Investigadores da Universidade Coimbra (UC) querem elaborar «um mapa nacional de risco» do gás radão, de forma a estabelecer «medidas de protecção da saúde das populações», avança a “Lusa”.
Para realizar o estudo, solicitado pela Agência Portuguesa do Ambiente, a equipa de especialistas do Laboratório de Radioactividade Natural (LRN) procura voluntários dispostos a instalarem “pequenos detectores de radão nas suas habitações durante um período de três meses”. Os interessados em participar no estudo podem obter o dispositivo, sem qualquer custo associado, enviando o pedido por e-mail (radao@uc.pt).
Dependendo do nível de exposição, o gás radão pode ser um problema para a saúde humana. De acordo com a Organização Mundial de Saúde (OMS), o radão é a segunda causa de cancro do pulmão, a seguir ao tabaco. «Pretende-se simplesmente obter um mapa geral do país que identifique as zonas mais problemáticas no que respeita à exposição do ser humano ao gás radão», explica Alcides Pereira, docente da Faculdade de Ciências e Tecnologia da Universidade de Coimbra (FCTUC) e director do LRN.
Com base nesse mapa, que deverá estar concluído no Verão, será possível “estabelecer um conjunto de medidas capazes de mitigar o problema e proteger a saúde das populações”, acrescenta. «Naturalmente, iremos encontrar zonas do país com valores muito diferentes, porque o país é geologicamente muito diferenciado.»
Este trabalho visa dar resposta «à transposição para a legislação nacional de uma directiva comunitária sobre radioactividade natural», refere Alcides Pereira nota que, actualmente, “não existem dados coligidos e sistematizados que mostrem a situação geral do país”, já que só foram feitos “estudos pontuais”, resultando em “informação parcial”.

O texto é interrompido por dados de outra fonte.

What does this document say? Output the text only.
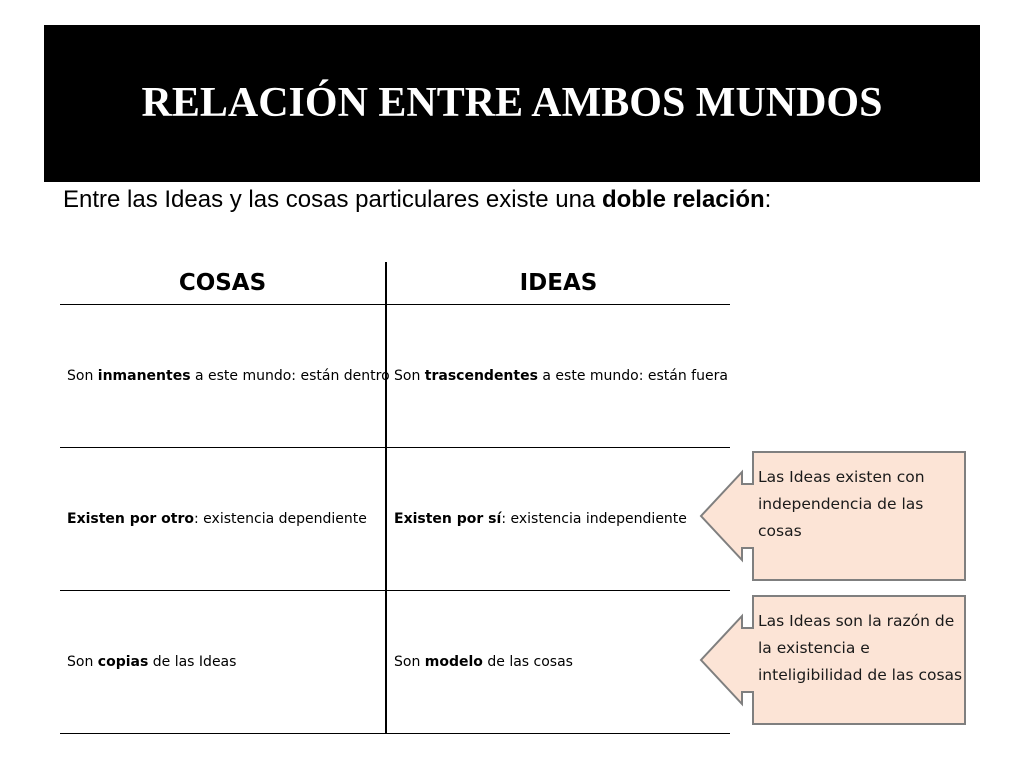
RELACIÓN ENTRE AMBOS MUNDOS

Entre las Ideas y las cosas particulares existe una doble relación:

COSAS	IDEAS
Son inmanentes a este mundo: están dentro	Son trascendentes a este mundo: están fuera
Existen por otro: existencia dependiente	Existen por sí: existencia independiente
Son copias de las Ideas	Son modelo de las cosas
Las Ideas existen con
independencia de las
cosas
Las Ideas son la razón de
la existencia e
inteligibilidad de las cosas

O Laboratório de Radioactividade Natural da FCTUC, sediado no Departamento de Ciências da Terra da FCTUC, é um laboratório com acreditação internacional para avaliar todos os parâmetros radiológicos que permitem responder à globalidade das exigências impostas pela União Europeia, refere na mesma nota a Universidade de Coimbra.
«A elaboração do Plano Nacional do Radão é uma obrigação legal da Agência Portuguesa do Ambiente», prevista no âmbito do decreto-lei 108/2018, recorda a UC.